Rahman told the meeting that he believed that many people feel a lot of apathy towards voting as Labour is failing to provide any opposition to the Tories.
Other contributors spoke about how leaving the Labour Party was “liberating” as it allowed them to speak up on subjects like Palestine.
The second session of the day saw meetings on institutional racism after the Sewell report, the legacy of Irish partition and a guide to Marxism in the 21st century.
In a popular session activists gathered to discuss whether the ideas of billionaire Bill Gates could solve the climate crisis.
Activist, academic and author Ashley Dawson spoke from the US about Gates' ventures into agriculture in Africa describing many of his supposedly philanthropic attempts as “broken promises”.
Gyekye Tanoh who is a socialist activist in Ghana argued that it was vital that farming and working class communities in Africa unite to fight back against multinational corporations.
Contributors to the discussion debated the impossibility of billionaires being able to fix the climate crisis and that the technological solutions put forward by politicians and the rich won’t stop global warming.
Others stated how important it was to build mobilisations for the COP26 climate talks in November.
In the final session of the day, activists discussed Marxism and sexual liberation and art vs capitalism.
Over 500 joined a discussion on the rise of the far right.
The meeting was joined by author and journalist Paul Mason, German MP and anti-fascist Christine Buchholz and leading SWP member Alex Callinicos.
The speakers debated whether more state powers could beat back fascism as well as what kind of anti-fascist movement it is important to build.
Contributors shared how they are organising against fascism and racism in places from Wales to the United States.
Alex Callinicos argued that it was possible to build large united fronts against fascism and to involve the power of organised workers.
Virginia from Marx21 in the US highlighted the rise in hate crimes against those of Asian descent and argued the Black Lives Matter movement has forced deeper discussion about racism.
Paul Mason said it was essential to engage state forces against fascism.
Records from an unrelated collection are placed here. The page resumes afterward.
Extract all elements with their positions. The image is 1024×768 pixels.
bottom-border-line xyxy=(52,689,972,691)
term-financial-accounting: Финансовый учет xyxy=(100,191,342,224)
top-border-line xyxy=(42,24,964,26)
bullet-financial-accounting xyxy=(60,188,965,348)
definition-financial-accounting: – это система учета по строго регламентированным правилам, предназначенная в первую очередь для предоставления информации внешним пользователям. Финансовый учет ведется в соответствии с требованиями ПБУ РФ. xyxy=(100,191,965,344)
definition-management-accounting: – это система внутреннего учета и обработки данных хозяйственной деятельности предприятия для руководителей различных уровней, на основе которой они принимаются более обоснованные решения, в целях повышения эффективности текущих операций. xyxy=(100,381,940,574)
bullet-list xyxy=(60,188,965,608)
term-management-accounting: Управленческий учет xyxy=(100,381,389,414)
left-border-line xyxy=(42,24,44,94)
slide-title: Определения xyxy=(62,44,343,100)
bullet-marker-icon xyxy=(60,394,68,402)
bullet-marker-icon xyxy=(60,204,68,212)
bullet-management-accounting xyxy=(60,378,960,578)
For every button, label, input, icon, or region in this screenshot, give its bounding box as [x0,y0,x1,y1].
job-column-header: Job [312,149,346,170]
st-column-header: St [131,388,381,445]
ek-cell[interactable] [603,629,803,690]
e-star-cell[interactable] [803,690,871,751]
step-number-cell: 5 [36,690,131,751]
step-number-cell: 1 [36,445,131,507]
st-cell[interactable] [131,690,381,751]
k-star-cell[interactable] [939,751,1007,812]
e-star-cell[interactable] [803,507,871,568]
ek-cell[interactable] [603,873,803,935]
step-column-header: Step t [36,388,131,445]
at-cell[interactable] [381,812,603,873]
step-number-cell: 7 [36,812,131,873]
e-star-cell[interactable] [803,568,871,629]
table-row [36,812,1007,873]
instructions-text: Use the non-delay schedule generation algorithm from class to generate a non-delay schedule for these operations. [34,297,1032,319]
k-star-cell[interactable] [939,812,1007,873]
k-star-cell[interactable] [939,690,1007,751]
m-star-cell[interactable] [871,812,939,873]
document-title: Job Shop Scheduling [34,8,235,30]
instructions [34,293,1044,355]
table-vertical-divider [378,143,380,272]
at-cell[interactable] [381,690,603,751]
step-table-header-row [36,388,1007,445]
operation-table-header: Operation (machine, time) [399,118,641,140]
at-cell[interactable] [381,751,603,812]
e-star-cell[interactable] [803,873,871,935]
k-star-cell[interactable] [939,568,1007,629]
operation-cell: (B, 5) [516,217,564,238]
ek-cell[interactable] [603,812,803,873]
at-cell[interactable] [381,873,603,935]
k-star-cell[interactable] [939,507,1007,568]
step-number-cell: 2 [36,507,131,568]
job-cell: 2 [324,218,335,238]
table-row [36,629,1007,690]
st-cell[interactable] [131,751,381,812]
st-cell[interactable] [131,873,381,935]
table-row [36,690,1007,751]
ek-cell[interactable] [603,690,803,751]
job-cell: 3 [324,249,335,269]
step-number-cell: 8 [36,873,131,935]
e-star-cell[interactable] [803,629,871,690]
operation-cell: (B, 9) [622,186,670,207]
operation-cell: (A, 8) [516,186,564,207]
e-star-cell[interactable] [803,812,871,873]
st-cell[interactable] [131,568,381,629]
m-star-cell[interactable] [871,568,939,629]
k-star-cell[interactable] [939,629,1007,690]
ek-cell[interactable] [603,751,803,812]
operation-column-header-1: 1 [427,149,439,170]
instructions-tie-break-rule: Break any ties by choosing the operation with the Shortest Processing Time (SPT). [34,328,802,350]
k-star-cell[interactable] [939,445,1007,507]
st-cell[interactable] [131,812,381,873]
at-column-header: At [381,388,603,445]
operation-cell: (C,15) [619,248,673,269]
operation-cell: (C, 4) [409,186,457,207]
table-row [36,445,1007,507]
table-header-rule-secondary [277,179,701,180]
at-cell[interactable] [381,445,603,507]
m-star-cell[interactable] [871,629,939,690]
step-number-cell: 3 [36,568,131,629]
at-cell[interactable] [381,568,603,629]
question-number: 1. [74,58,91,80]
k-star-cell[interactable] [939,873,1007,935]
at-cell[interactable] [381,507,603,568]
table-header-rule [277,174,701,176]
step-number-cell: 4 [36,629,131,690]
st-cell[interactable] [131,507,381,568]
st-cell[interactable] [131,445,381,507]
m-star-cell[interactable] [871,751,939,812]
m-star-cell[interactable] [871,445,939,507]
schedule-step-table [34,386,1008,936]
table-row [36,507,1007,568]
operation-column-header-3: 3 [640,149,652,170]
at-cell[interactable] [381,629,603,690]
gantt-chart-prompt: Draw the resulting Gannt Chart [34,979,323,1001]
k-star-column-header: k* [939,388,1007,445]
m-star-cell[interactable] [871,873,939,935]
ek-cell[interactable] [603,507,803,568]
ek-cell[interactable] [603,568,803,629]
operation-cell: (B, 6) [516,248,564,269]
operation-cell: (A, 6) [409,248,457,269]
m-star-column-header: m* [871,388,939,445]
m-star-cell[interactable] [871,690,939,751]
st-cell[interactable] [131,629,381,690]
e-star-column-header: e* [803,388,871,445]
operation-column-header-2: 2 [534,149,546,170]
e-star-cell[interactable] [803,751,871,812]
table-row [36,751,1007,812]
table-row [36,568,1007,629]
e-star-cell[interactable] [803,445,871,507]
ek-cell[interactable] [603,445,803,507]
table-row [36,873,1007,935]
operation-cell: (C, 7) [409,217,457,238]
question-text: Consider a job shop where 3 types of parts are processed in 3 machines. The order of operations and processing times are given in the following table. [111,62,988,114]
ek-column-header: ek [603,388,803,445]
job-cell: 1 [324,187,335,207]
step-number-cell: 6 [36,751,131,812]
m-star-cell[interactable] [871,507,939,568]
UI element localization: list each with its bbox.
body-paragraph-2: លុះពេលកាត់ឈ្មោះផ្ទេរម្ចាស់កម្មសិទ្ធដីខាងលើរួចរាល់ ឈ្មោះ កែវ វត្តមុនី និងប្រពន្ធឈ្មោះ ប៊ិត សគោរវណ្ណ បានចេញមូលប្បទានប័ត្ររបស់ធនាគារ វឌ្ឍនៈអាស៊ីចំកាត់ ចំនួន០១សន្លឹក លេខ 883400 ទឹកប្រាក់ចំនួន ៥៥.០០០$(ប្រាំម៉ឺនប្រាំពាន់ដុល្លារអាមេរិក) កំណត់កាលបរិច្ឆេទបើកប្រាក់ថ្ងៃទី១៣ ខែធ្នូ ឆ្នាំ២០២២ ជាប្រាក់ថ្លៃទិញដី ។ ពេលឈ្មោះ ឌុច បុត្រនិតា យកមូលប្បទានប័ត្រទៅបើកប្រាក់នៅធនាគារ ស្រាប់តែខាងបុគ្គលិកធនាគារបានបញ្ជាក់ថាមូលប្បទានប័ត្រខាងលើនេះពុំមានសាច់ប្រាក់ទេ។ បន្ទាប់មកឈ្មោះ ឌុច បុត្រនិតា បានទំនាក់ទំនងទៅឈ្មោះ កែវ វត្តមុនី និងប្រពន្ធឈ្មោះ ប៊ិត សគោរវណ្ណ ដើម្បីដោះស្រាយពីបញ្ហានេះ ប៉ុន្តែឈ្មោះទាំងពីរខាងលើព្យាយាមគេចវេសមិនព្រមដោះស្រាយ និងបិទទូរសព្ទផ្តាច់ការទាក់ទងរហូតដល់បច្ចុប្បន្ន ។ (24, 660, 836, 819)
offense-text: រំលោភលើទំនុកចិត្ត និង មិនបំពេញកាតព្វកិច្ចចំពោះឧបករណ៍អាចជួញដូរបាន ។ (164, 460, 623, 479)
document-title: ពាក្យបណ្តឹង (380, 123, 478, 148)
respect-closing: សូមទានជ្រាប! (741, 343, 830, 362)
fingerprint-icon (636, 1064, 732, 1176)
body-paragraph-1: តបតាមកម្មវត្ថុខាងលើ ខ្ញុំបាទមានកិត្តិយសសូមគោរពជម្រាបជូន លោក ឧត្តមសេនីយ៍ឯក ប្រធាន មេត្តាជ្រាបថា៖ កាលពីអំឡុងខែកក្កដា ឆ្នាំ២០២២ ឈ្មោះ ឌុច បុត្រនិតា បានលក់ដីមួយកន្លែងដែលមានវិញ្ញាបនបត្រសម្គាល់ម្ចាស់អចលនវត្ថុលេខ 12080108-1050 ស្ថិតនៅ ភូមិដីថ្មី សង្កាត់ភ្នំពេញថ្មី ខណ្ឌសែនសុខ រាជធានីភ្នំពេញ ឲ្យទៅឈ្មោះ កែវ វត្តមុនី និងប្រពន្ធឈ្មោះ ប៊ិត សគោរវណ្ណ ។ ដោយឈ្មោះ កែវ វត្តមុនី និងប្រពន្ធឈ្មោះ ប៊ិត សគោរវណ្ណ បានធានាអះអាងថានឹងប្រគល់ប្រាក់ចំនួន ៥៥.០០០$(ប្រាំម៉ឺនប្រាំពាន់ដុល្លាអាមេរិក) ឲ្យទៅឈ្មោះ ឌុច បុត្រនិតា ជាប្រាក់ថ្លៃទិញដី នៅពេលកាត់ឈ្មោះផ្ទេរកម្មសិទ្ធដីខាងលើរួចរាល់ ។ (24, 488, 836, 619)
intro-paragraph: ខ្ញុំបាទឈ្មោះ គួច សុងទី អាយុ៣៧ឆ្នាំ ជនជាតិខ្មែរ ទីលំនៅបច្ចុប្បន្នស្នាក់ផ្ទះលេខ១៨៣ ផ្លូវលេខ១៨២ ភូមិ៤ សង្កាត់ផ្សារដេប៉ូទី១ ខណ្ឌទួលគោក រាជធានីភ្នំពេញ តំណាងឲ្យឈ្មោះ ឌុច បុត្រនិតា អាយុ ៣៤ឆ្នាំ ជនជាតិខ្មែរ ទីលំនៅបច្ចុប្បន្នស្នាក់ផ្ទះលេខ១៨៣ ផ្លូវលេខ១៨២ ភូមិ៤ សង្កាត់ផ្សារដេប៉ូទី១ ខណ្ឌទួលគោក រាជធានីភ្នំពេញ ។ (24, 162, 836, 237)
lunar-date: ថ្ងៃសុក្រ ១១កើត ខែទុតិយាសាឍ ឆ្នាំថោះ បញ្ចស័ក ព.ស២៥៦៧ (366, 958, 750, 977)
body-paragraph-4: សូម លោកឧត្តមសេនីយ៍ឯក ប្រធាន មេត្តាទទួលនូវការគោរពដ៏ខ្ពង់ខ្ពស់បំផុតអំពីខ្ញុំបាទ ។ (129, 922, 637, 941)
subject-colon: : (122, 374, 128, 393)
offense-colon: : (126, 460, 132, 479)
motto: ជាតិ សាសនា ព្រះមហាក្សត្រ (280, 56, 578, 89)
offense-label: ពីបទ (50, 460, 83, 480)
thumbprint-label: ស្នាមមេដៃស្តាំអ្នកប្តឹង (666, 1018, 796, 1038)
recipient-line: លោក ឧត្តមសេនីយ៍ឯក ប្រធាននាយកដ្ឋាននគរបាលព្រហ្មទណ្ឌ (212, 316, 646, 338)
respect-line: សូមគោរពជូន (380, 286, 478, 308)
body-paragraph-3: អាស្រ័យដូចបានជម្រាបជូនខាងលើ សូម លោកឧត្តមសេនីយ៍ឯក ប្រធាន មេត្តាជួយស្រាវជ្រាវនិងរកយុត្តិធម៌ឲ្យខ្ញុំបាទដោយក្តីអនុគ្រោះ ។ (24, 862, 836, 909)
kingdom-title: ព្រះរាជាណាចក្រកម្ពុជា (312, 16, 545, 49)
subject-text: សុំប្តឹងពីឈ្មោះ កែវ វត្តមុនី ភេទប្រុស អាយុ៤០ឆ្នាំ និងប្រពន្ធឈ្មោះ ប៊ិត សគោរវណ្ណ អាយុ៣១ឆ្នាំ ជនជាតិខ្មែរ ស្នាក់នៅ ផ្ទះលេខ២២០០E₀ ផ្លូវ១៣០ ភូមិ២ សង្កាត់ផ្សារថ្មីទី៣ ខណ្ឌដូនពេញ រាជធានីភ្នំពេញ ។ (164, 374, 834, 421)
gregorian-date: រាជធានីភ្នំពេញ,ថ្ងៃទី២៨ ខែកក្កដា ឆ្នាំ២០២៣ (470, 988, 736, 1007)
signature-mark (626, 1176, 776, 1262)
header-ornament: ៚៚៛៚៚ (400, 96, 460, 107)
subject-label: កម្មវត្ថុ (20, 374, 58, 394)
But Gabi from Germany argued that their experience of organising against racists and fascists showed that the police are never on the side of anti-fascists.
The first day of Marxism 2021, organised by the SWP, was able to draw a large audience of people in Britain and from across the world.
The event continues on Sunday for meetings on a range of subjects, including whether Britain is becoming a police state and how to fight for socialism in the age of catastrophe.